Re: Link Checker Not Following Redirect (or some other problem?) from Ville Skyttä on 2002-12-06 (www-validator@w3.org from December 2002)

From: Ville Skyttä <ville.skytta@iki.fi>
Date: 07 Dec 2002 00:52:47 +0200
To: Joseph Reagle <reagle@w3.org>
Cc: www-validator@w3.org
Message-Id: <1039215167.27607.201.camel@localhost.localdomain>

On Fri, 2002-12-06 at 18:45, Joseph Reagle wrote:

> > Yes, when invoked from the web, checklink limits the recursion scope so
> > that when recursively checking <http://foo.bar.org/quux/something>, only
> > documents below <http://foo.bar.org/quux/> are checked.  When invoked
> > from command line, the -l option can be used for specifying the scope.
> 
> Is there an easy way to have it now recurse when its the same resource when 
> a index.html/Overview.html is used by the Web server?

That's not relevant.  The "base" of the URI is; meaning that checking
<http://foo.bar.org/quux/something> limits the scope such that *only*
URIs that begin with <http://foo.bar.org/quux/> will be checked.  There
have been reports about checklink wandering even to other sites, though,
so bugs may be lurking here.

And regarding your test doc at
<http://www.w3.org/Encryption/2001/Drafts/xmlenc-core/Overview.html>,
the only URI in that document which is in the recursion scope is
<http://www.w3.org/Encryption/2001/Drafts/xmlenc-core/> (which happens
to be the same resource), hence there's little recursion :)

> Does checklink ask for text/html and application/xhtml+xml docs?
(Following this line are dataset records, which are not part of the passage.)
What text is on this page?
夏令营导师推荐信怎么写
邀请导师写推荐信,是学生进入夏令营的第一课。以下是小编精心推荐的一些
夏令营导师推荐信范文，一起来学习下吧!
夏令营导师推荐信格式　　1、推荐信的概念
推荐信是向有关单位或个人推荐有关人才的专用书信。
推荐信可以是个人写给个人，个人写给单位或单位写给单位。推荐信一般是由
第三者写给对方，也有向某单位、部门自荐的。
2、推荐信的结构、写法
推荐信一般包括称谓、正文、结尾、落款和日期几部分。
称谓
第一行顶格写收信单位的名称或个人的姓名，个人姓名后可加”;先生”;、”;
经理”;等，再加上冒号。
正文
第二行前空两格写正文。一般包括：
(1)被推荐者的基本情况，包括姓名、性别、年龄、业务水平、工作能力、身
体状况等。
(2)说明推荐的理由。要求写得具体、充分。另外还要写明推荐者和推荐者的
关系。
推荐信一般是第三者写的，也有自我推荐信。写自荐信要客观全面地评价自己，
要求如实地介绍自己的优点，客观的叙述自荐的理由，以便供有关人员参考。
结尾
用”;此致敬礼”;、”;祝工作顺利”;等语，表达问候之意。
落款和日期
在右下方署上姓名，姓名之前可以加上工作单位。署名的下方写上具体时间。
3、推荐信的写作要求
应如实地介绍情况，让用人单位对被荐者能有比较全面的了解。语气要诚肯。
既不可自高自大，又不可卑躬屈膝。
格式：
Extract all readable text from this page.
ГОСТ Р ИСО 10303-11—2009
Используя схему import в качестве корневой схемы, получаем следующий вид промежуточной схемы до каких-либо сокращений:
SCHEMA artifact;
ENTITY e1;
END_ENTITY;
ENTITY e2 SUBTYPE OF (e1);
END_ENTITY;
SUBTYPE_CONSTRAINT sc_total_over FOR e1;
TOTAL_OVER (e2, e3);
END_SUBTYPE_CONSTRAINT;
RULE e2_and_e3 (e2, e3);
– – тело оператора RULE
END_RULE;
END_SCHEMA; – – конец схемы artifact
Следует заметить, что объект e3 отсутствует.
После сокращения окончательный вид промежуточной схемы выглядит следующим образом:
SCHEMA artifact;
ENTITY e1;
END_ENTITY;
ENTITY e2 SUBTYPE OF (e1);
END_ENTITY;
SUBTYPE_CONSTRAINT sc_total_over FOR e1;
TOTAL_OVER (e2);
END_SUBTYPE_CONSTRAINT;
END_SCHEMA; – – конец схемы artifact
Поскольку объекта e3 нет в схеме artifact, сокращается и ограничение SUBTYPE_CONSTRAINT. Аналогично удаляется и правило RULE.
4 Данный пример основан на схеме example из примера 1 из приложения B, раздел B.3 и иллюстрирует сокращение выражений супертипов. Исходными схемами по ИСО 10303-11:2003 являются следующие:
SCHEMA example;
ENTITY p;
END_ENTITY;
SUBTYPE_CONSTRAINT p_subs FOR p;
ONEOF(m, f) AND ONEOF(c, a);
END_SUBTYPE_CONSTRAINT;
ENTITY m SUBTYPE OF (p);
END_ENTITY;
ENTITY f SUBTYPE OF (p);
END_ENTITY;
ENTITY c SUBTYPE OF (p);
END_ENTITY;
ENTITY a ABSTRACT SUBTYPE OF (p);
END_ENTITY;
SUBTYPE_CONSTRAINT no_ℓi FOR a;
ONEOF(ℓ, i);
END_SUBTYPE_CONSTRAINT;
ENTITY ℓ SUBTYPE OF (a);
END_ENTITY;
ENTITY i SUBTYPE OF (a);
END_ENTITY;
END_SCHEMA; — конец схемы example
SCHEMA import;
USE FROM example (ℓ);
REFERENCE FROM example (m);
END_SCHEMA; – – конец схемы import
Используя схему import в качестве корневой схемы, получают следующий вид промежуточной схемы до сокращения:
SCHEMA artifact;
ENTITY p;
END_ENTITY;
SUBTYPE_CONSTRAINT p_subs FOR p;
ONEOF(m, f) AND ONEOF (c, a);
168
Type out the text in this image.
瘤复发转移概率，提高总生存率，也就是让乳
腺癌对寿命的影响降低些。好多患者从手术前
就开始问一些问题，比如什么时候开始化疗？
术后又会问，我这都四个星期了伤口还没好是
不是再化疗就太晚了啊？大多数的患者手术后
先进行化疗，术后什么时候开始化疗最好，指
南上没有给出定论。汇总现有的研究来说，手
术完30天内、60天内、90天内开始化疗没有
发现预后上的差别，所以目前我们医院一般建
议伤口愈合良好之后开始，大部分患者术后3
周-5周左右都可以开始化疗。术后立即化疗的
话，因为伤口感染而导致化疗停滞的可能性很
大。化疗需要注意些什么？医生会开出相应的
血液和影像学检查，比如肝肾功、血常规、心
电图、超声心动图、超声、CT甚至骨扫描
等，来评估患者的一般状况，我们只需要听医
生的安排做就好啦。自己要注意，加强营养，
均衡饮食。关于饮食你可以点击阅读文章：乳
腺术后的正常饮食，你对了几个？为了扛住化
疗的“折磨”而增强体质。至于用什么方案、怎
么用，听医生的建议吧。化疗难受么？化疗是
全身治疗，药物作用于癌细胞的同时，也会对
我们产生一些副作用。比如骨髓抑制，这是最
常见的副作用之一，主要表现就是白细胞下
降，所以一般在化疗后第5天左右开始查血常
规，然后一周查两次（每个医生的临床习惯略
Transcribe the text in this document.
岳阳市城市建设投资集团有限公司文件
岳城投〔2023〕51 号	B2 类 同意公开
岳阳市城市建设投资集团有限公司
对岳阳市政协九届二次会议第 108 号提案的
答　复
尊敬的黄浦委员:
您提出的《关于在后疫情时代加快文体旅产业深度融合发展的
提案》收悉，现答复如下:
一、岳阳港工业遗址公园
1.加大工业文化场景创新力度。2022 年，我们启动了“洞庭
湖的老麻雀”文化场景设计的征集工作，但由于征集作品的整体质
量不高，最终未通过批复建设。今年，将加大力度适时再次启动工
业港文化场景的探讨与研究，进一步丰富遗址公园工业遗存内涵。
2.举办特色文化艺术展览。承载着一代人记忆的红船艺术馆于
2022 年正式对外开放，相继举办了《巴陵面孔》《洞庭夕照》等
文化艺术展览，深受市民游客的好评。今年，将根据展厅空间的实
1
Currently, no Accept headers are sent at all.  This will be changed in
CVS soon.

> I content 
> negotiate on the namespace redirect [1] so if you ask for html, that's what 
> you get, if you ask for application/xml you'll get the schema and such. The 
> default is the html document though, so if you're not sending any accept 
> header, maybe I have a bug?

This logic seems to work as such.  But note that the rewrite rules snip
the fragment from the redirect URIs [1], [2].  I don't know if this is
ok.  And if the fragments were in the redirect URIs, would
<http://www.w3.org/TR/2002/REC-xmldsig-core-20020212/xmldsig-core-schema.xsd#sha1>
make any sense?

To be safe, I would probably go for proxying instead of redirecting, if
possible.

[1]
HEAD /2000/09/xmldsig#sha1 HTTP/1.0
Accept: text/html
--> Location: http://www.w3.org/TR/2002/REC-xmldsig-core-20020212/Overview.html

[2]
HEAD /2000/09/xmldsig#sha1 HTTP/1.0
Accept: text/xml
--> Location: http://www.w3.org/TR/2002/REC-xmldsig-core-20020212/xmldsig-core-schema.xsd

-- 
\/ille Skyttä
ville.skytta at iki.fi

Received on Friday, 6 December 2002 17:51:39 UTC